La route est longue sans vous

Quand j'étais petit, Grand-mère disait que je comprendrais quand je serais grand.

C'était une rengaine éternelle, que l'on disait machinalement. Harry et Ginny la sortaient aussi à James, Al et Lily, quand ils étaient embarrassés ou pressés. Le fait que les adultes puissent n'avoir aucune réponse à ma question me paraissait insensé, avant. C'était une donnée impossible. Mais inéluctable, quand on devient soit-même adulte.

J'ai posé la question à Hermione. Je l'appelle Tante Mione, même si je ne suis pas de la famille, génétiquement parlant. Mais si elle m'entendait le dire, elle m'écorcherait vif. D'après ce que j'ai compris, elle, Oncle Ron et Ginny ont aidé Harry à s'occuper de moi quand j'étais petit.

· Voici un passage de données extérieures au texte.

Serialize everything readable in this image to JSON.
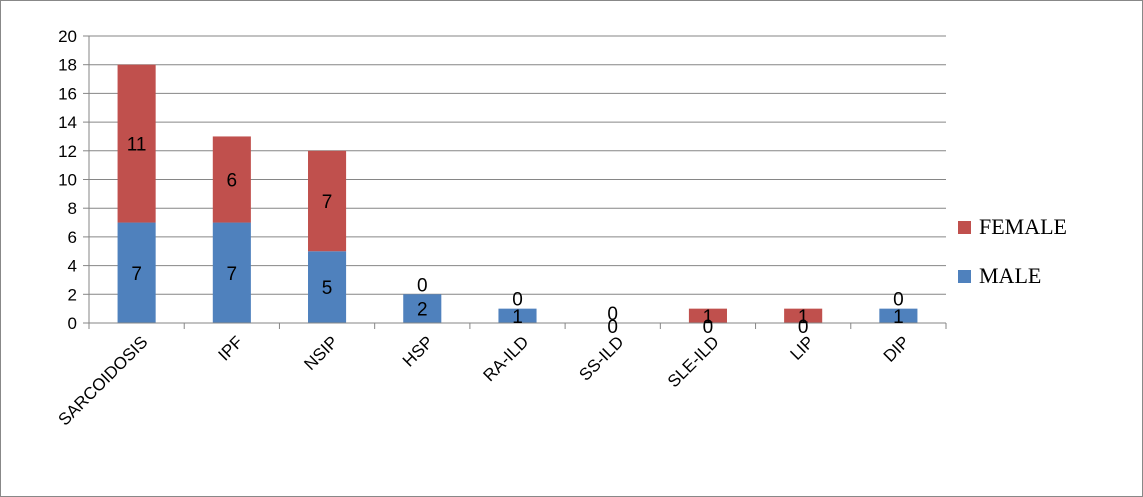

Ils ont toujours des tas d'anecdotes dans leur sac pour rappeler à Harry à quel point il était maladroit, au début, avec moi.

Je n'ai jamais pu appeler Harry « Parrain ». C'était un mot compliqué, durant ma petite enfance, qui sonnait trop comme Papa. Et puis, Ry' me semblait plus approprié durant mon adolescence. Allez comprendre. Je l'appelle par son prénom depuis peu de temps, quand j'y pense. Ça a dûme prendre un jour et il ne m'a pas corrigé.

Harry, ça doit être un cas un peu épineux pour vous, non ? Ce n'est pas mon père,mais un peu quand même. Comme Ginny n'est pas ma mère, même si elle partage la place avec toi, Maman, et Grand-mère.

Bref. J'ai donc posé la question à Tante Mione. Elle, si brillante, est restée coi. Avec son habituel air hébété, son mari, Ron, a grommelé quelque chose que je n'ai pas compris en essuyant la bouche couverte de potage d'Hugo, leur fils. Et Tante Mione m'a déçu pour la seule et unique fois dans ma vie jusqu'à maintenant. Elle m'a dit de faire comme elle. De chercher ma réponse dans les livres et de réussir mes études pour en apprendre le plus possible, trouver un indice pouvant m'aider.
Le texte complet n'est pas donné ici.